Received an accessibility demand letter — or want to build WCAG 2.1 AA compliance into your product before one arrives? We help DTC brands and SaaS startups assess ADA web accessibility risk, respond to demand letters, and build practical remediation roadmaps.

Get in touch

Actionable Next Steps

  1. Audit your website now — before you receive a demand letter. Commission a WCAG 2.1 AA audit of your public-facing website and mobile app. The audit will tell you where you stand and what remediation will cost. This is the single most important step you can take, because it converts an unknown risk into a known plan.
  2. Prioritize remediation by severity and impact. Not every WCAG failure carries the same risk. Focus first on barriers that prevent users from completing core tasks — checkout, account creation, contact forms, and navigation. Then address lower-impact issues like color contrast and heading structure.
  3. Do not install an overlay as a compliance strategy. The FTC's $1 million fine against accessiBe and the Overlay Fact Sheet's professional consensus are clear: overlays do not achieve compliance. If you already use one, treat it as a temporary partial measure while you remediate the underlying code — and audit its privacy practices immediately.
  4. Build accessibility into your development workflow. Train your engineering team on WCAG 2.1 AA. Add accessibility checks to your QA process. Conduct re-audits annually and after major feature releases. Accessibility that is bolted on after launch is always more expensive than accessibility built in during development.
  5. Publish an accessibility statement. Create a page on your website that describes your commitment to accessibility, your current conformance level, how users can report issues, and your remediation roadmap. This is evidence of good faith — and it is often what distinguishes a company that resolves a demand letter quickly from one that ends up in litigation.

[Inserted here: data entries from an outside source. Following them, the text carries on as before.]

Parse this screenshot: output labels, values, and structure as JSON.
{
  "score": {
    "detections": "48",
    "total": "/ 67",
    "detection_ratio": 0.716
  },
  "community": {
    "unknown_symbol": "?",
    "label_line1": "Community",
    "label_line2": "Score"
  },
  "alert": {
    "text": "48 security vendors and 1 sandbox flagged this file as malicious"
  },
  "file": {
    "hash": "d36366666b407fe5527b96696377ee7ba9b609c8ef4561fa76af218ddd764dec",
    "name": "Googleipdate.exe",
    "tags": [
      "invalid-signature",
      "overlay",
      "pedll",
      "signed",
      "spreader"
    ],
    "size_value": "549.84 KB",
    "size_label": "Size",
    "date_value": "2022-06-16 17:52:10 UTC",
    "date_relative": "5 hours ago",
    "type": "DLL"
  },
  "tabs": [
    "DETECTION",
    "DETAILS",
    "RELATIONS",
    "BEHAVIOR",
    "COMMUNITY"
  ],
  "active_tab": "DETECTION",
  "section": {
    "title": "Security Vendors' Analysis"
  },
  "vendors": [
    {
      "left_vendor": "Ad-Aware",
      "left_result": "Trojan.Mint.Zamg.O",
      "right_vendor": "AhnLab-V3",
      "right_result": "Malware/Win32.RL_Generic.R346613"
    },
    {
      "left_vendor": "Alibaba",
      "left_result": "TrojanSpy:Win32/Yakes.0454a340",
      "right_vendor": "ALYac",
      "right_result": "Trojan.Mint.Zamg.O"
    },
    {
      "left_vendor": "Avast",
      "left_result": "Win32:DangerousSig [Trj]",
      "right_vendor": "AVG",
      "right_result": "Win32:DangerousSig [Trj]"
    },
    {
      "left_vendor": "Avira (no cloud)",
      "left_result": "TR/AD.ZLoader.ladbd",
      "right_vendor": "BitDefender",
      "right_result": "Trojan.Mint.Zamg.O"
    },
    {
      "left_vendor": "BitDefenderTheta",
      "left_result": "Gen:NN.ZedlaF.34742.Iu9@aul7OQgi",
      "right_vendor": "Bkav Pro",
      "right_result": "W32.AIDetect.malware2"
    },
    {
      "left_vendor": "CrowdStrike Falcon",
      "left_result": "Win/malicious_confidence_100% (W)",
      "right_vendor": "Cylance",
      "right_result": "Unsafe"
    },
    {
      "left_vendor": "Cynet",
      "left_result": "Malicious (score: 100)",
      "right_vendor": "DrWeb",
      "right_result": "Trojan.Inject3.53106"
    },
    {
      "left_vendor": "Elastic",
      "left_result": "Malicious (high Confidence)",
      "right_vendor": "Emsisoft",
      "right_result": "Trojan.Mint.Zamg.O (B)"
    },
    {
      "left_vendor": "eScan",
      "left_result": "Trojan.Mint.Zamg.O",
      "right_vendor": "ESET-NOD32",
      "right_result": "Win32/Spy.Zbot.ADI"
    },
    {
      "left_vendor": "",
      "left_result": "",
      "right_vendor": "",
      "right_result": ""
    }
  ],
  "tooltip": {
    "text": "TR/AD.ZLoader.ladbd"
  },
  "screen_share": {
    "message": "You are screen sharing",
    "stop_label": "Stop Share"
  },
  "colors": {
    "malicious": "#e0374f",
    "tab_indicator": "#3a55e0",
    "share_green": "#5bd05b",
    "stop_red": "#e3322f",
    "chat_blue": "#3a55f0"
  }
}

  6. If you receive a demand letter, engage counsel immediately. Do not respond yourself. Do not ignore the letter. Do not delete the accessibility barriers the letter identifies without first preserving evidence. Have an attorney who understands ADA web accessibility litigation review the letter, commission an audit, and develop a response strategy. The cost of early legal intervention is a fraction of the cost of defending a federal lawsuit.

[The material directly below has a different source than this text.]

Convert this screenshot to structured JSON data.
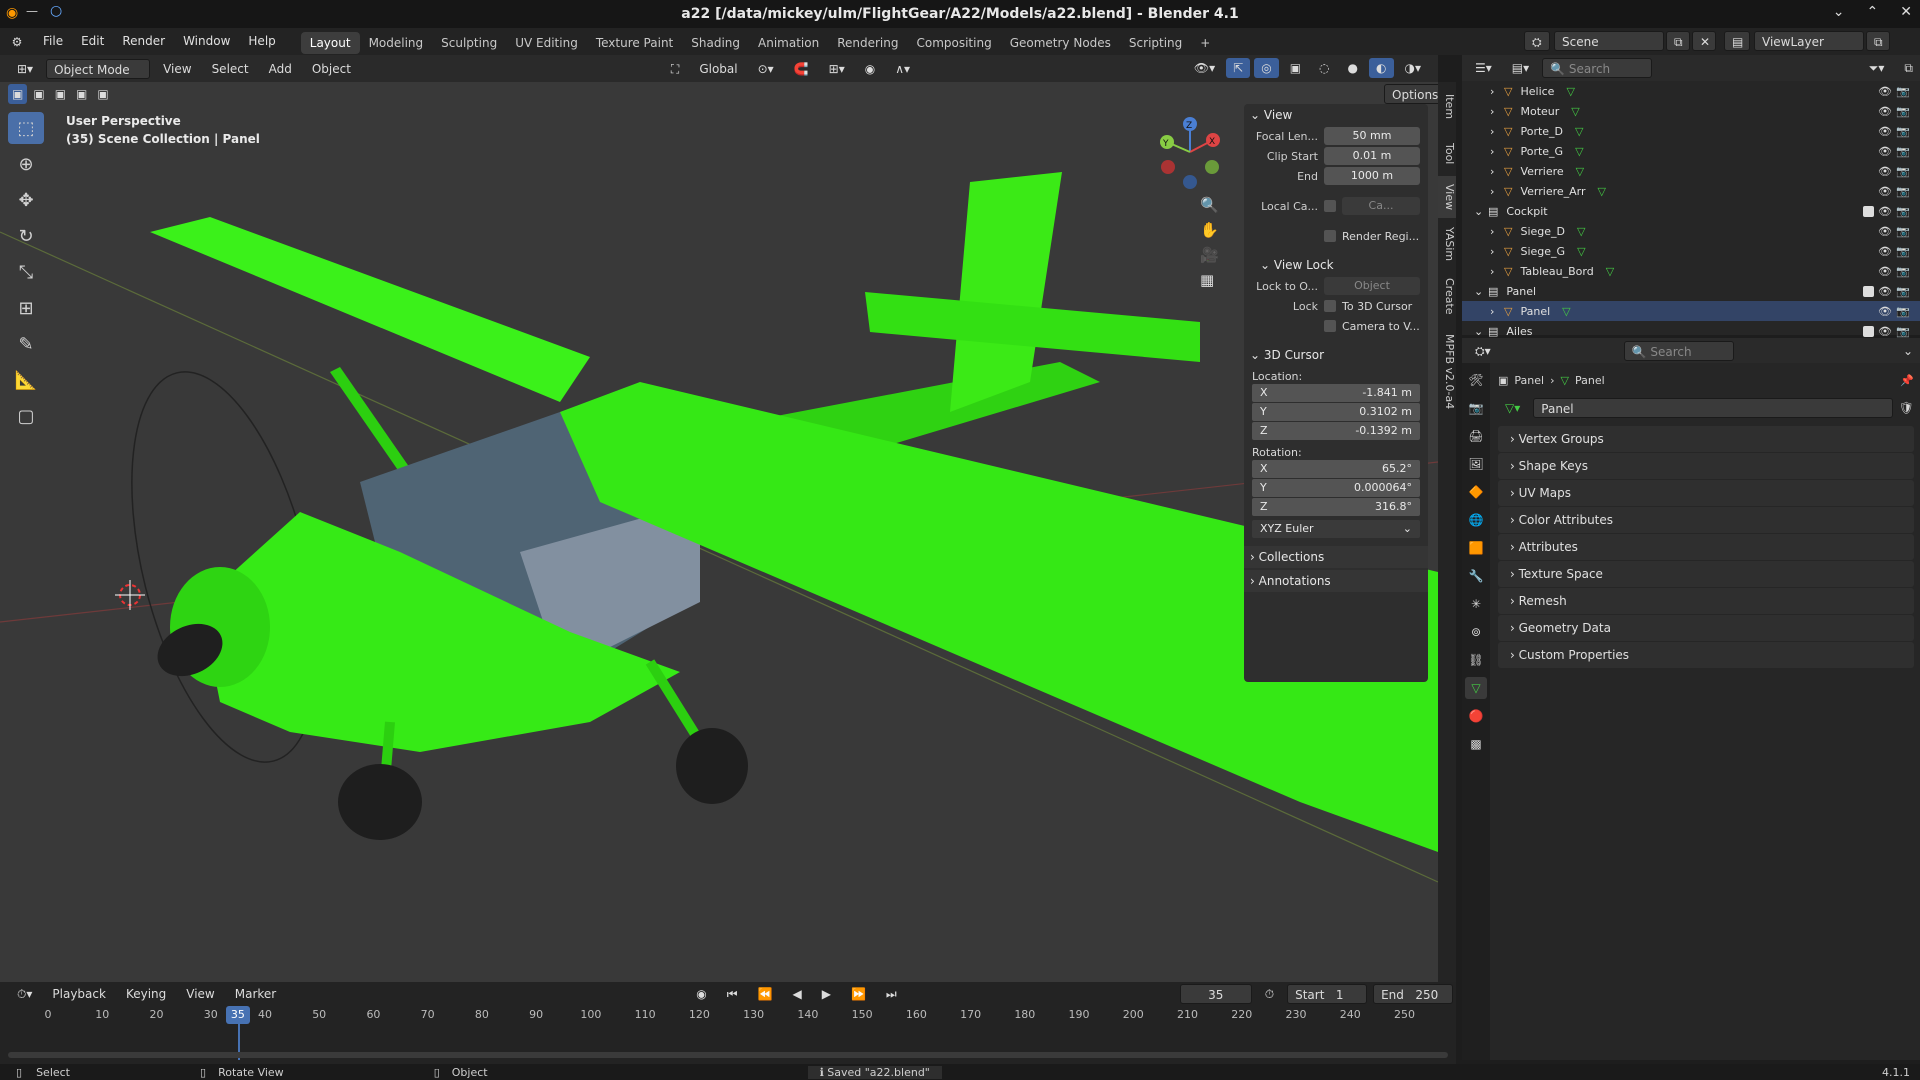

  7. Review your privacy policy for overlay-related disclosures. If you use or have used an accessibility overlay, ensure your privacy policy discloses the data collection practices of that overlay. If it does not, you may have an independent privacy compliance gap that could attract regulatory or class action attention.

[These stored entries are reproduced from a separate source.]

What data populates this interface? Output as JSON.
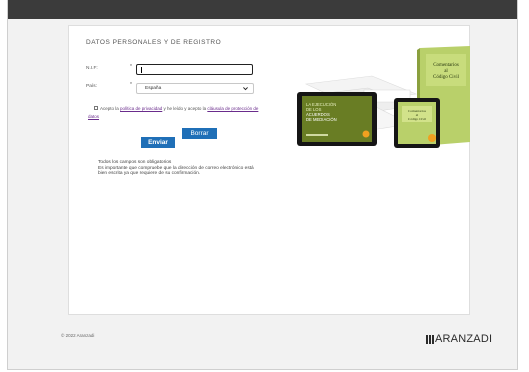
{
  "form": {
    "title": "DATOS PERSONALES Y DE REGISTRO",
    "nif": {
      "label": "N.I.F:",
      "required_mark": "*",
      "value": ""
    },
    "pais": {
      "label": "País:",
      "required_mark": "*",
      "selected": "España"
    },
    "consent": {
      "prefix": "Acepto la ",
      "privacy_link": "política de privacidad",
      "middle": " y he leído y acepto la ",
      "clause_link": "cláusula de protección de datos",
      "checked": false
    },
    "buttons": {
      "submit": "Enviar",
      "reset": "Borrar"
    },
    "notes": [
      "Todos los campos son obligatorios",
      "Es importante que compruebe que la dirección de correo electrónico está",
      "bien escrita ya que requiere de su confirmación."
    ]
  },
  "promo": {
    "tablet_left_lines": [
      "LA EJECUCIÓN",
      "DE LOS",
      "ACUERDOS",
      "DE MEDIACIÓN"
    ],
    "book_title_lines": [
      "Comentarios",
      "al",
      "Código Civil"
    ],
    "tablet_right_lines": [
      "Comentarios",
      "al",
      "Código Civil"
    ],
    "badge_color": "#f0a020",
    "accent_green": "#8dbb3a"
  },
  "footer": {
    "copyright": "© 2022 Aranzadi",
    "brand": "ARANZADI"
  },
  "colors": {
    "topbar": "#3b3b3b",
    "button": "#1f6fb7",
    "link": "#6a2c8c"
  }
}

ADA website accessibility compliance is not optional — it is a legal obligation that courts are enforcing and that the DOJ has formalized through regulation. The 2024 Title II rule may not apply directly to your private business, but it has established the standard that private litigation will enforce. DTC brands and SaaS startups that treat WCAG 2.1 AA as a product requirement, not a legal afterthought, will avoid the demand letters, settlements, and remediation costs that are driving thousands of lawsuits every year. The companies that wait will pay — in legal fees, in settlement costs, and in the reputational damage that comes from being sued for denying access to people with disabilities.